11. A non-transitory computer-readable memory comprising computer-executable instructions stored thereon that, when executed on a processor, cause the processor to perform the steps of:
obtaining production time-series data and metadata from a plurality of wells in a subsurface;
preprocessing the production time-series data and the metadata;
training a machine learning (ML) model with the preprocessed production time-series data and metadata;
predicting a future production times series data with the ML model;
determining well connectivity scores of a subsurface with the ML model;
detecting a change in reservoir dynamics with a change point method; and
modifying a well development plan based on the change in reservoir dynamics.
12. The non-transitory computer-readable memory of claim 11, wherein the production time-series data are selected from the following list: a bottom hole pressure, an oil rate, a liquid rate, a water cut, and a gas oil ratio.
13. The non-transitory computer-readable memory of claim 11, wherein the metadata are selected from the following list: well coordinates, deviation surveys, a representation of interwell space, development scenarios, a drilling history, and a regional geology.
14. The non-transitory computer-readable memory of claim 11, wherein the ML model is one of the following list: an autoregressive model, an ExtraTrees model, a linear model with regularization, a decision tree with gradient boosting, a random forest, a convolutional neural network, and a long short-term memory model.
15. The non-transitory computer-readable memory of claim 11, wherein the well connectivity scores are determined from Shapley values.
16. The non-transitory computer-readable memory of claim 11, further comprising constructing a dynamic graph from the well connectivity scores.
17. The non-transitory computer-readable memory of claim 16, further comprising determining changes in well connectivity scores with a change point detection method.
18. The non-transitory computer-readable memory of claim 16, further comprising determining changes in well connectivity scores using a measure of dissimilarity.
19. The non-transitory computer-readable memory of claim 11, further comprising training the ML model with features of the preprocessed production time-series data.
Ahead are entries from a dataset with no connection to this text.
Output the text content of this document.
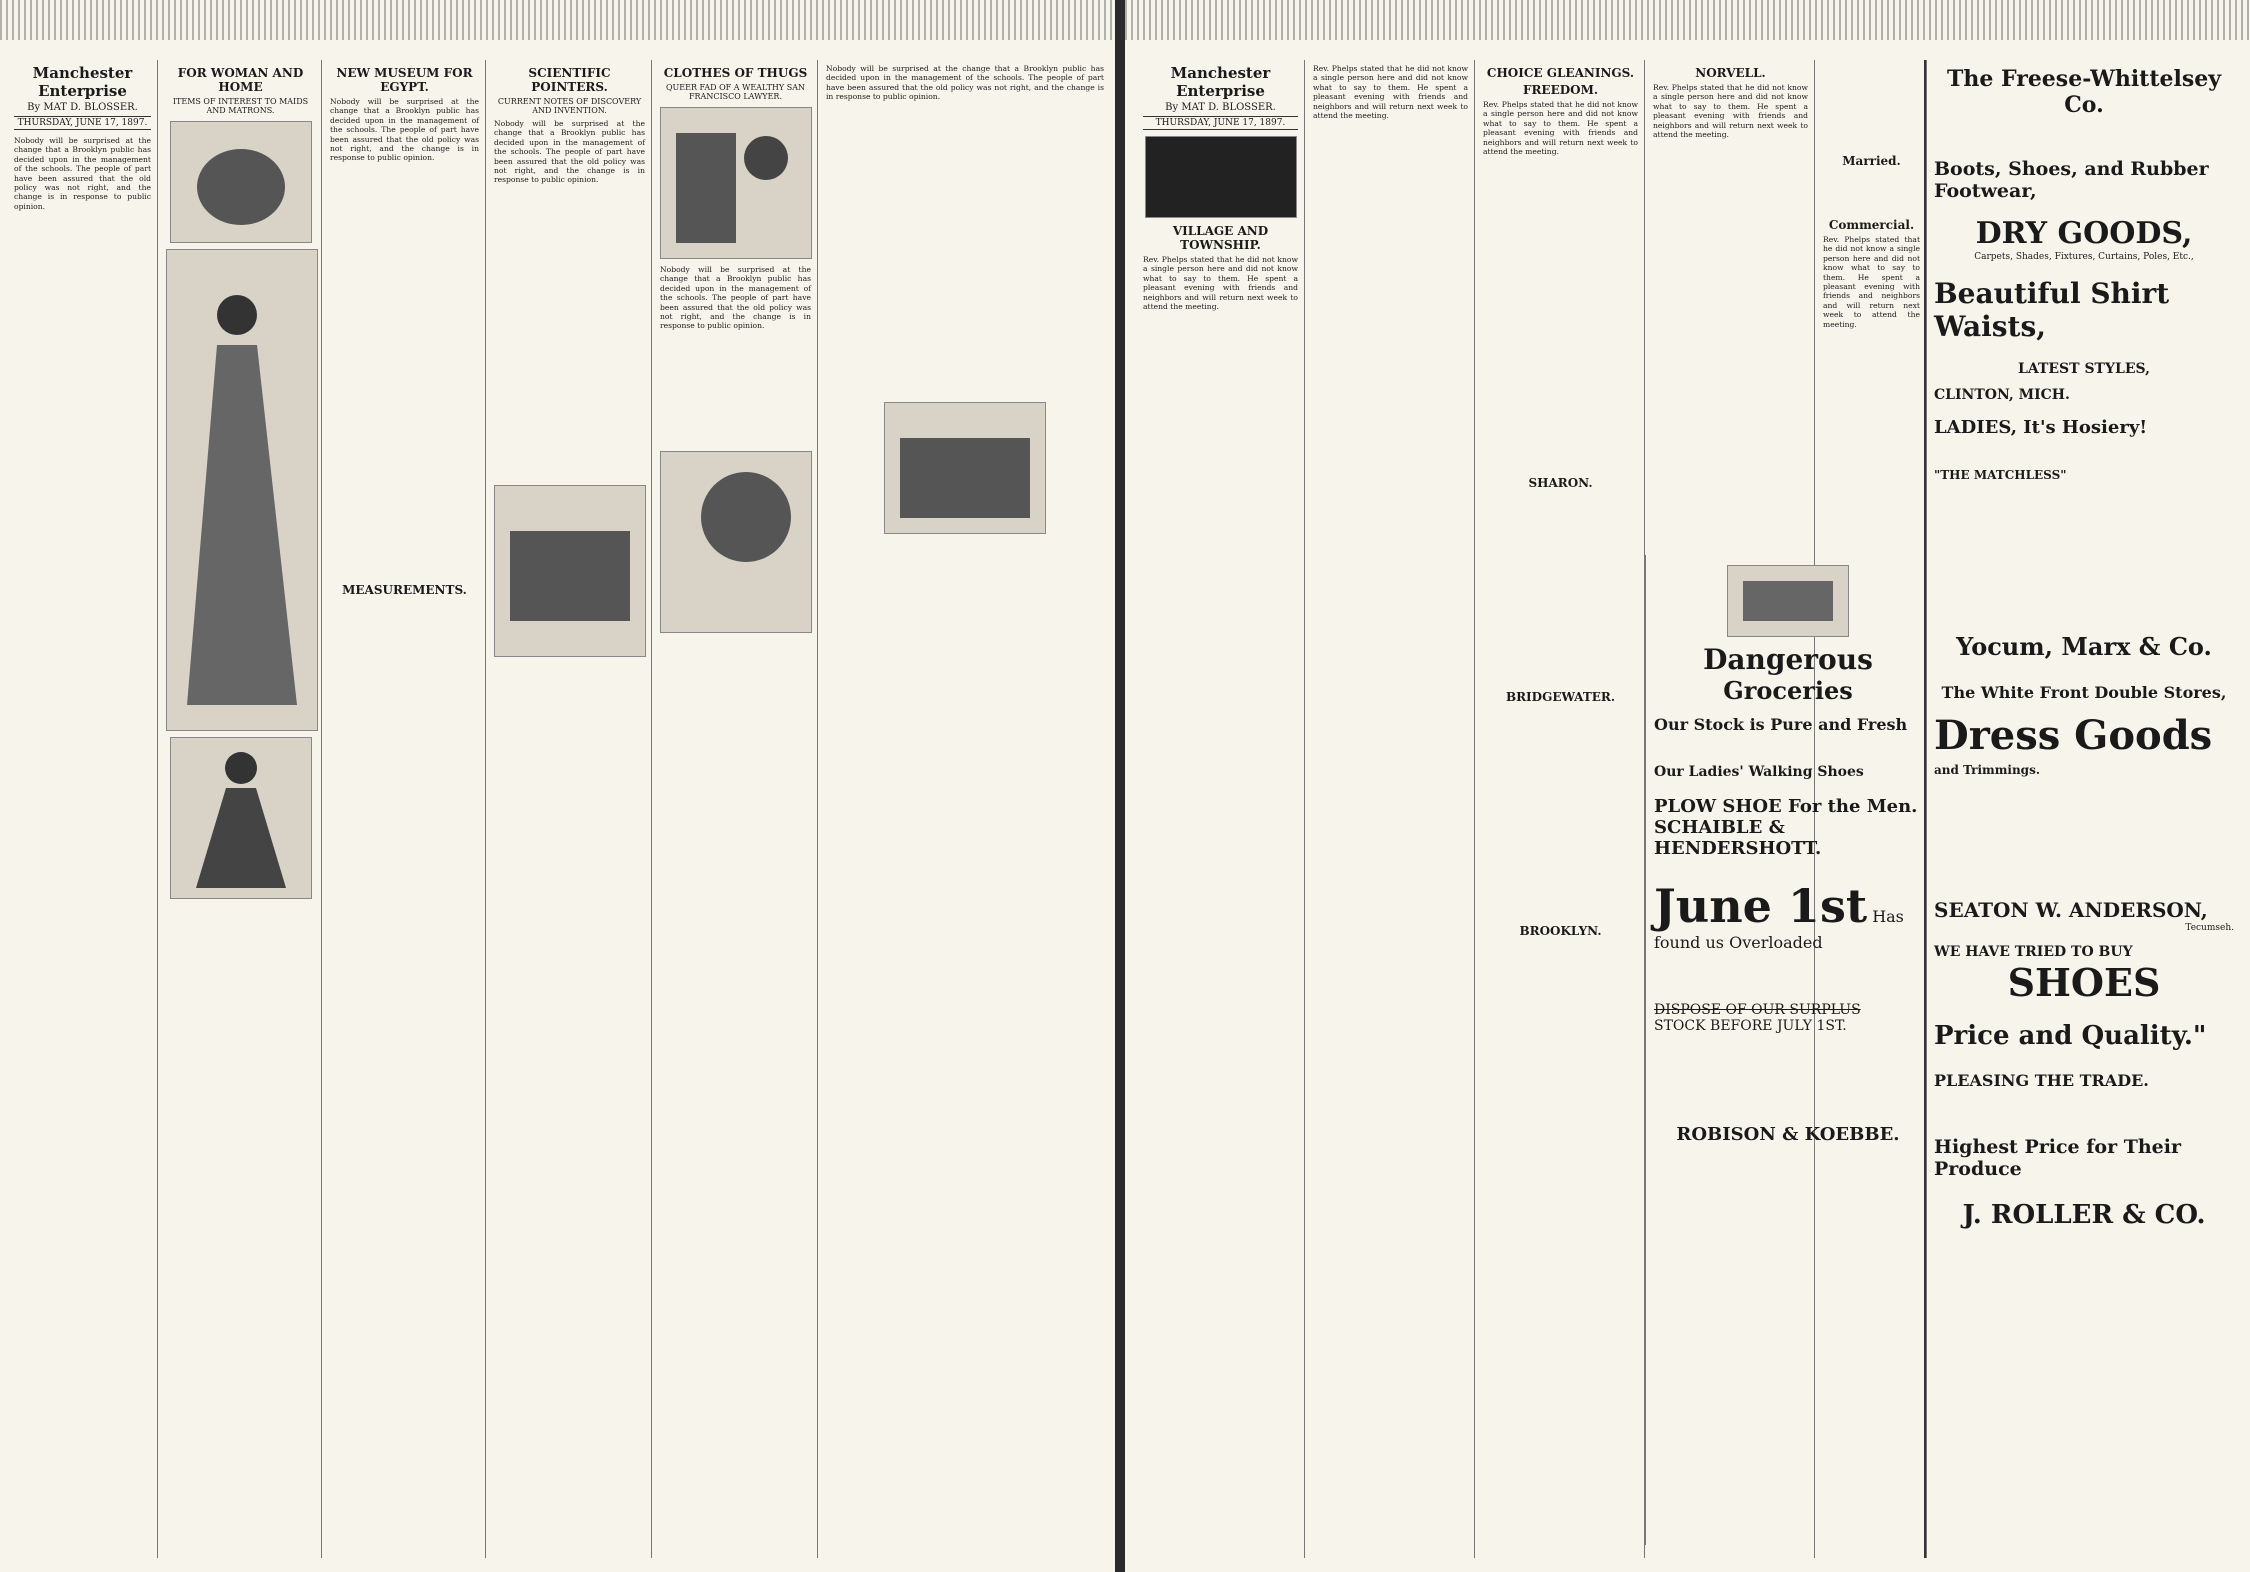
Manchester Enterprise
By MAT D. BLOSSER.
THURSDAY, JUNE 17, 1897.
Nobody will be surprised at the change that a Brooklyn public has decided upon in the management of the schools. The people of part have been assured that the old policy was not right, and the change is in response to public opinion.
FOR WOMAN AND HOME
ITEMS OF INTEREST TO MAIDS AND MATRONS.
NEW MUSEUM FOR EGYPT.
Nobody will be surprised at the change that a Brooklyn public has decided upon in the management of the schools. The people of part have been assured that the old policy was not right, and the change is in response to public opinion.
MEASUREMENTS.
SCIENTIFIC POINTERS.
CURRENT NOTES OF DISCOVERY AND INVENTION.
Nobody will be surprised at the change that a Brooklyn public has decided upon in the management of the schools. The people of part have been assured that the old policy was not right, and the change is in response to public opinion.
CLOTHES OF THUGS
QUEER FAD OF A WEALTHY SAN FRANCISCO LAWYER.
Nobody will be surprised at the change that a Brooklyn public has decided upon in the management of the schools. The people of part have been assured that the old policy was not right, and the change is in response to public opinion.
Nobody will be surprised at the change that a Brooklyn public has decided upon in the management of the schools. The people of part have been assured that the old policy was not right, and the change is in response to public opinion.
Manchester Enterprise
By MAT D. BLOSSER.
THURSDAY, JUNE 17, 1897.
VILLAGE AND TOWNSHIP.
Rev. Phelps stated that he did not know a single person here and did not know what to say to them. He spent a pleasant evening with friends and neighbors and will return next week to attend the meeting.
Rev. Phelps stated that he did not know a single person here and did not know what to say to them. He spent a pleasant evening with friends and neighbors and will return next week to attend the meeting.
CHOICE GLEANINGS.
FREEDOM.
Rev. Phelps stated that he did not know a single person here and did not know what to say to them. He spent a pleasant evening with friends and neighbors and will return next week to attend the meeting.
SHARON.
BRIDGEWATER.
BROOKLYN.
NORVELL.
Rev. Phelps stated that he did not know a single person here and did not know what to say to them. He spent a pleasant evening with friends and neighbors and will return next week to attend the meeting.
Married.
Commercial.
Rev. Phelps stated that he did not know a single person here and did not know what to say to them. He spent a pleasant evening with friends and neighbors and will return next week to attend the meeting.
Dangerous
Groceries
Our Stock is Pure and Fresh
Our Ladies' Walking Shoes
PLOW SHOE For the Men.
SCHAIBLE & HENDERSHOTT.
June 1st Has found us Overloaded
DISPOSE OF OUR SURPLUS
STOCK BEFORE JULY 1ST.
ROBISON & KOEBBE.
The Freese-Whittelsey Co.
Boots, Shoes, and Rubber Footwear,
DRY GOODS,
Carpets, Shades, Fixtures, Curtains, Poles, Etc.,
Beautiful Shirt Waists,
LATEST STYLES,
CLINTON, MICH.
LADIES, It's Hosiery!
"THE MATCHLESS"
Yocum, Marx & Co.
The White Front Double Stores,
Dress Goods and Trimmings.
SEATON W. ANDERSON,
Tecumseh.
WE HAVE TRIED TO BUY
SHOES
Price and Quality."
PLEASING THE TRADE.
Highest Price for Their Produce
J. ROLLER & CO.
20. The non-transitory computer-readable memory of claim 19, wherein the features are selected from the following list: lags, moving statistics, time aggregations, spatial aggregations, trends, rolling statistics, Fourier transforms, an entropy, spectral analysis, choke sizes of injection and production wells, water and gas rates of injection wells, wavelet transforms, singular value decompositions, a time since last shutdown and a time since last start.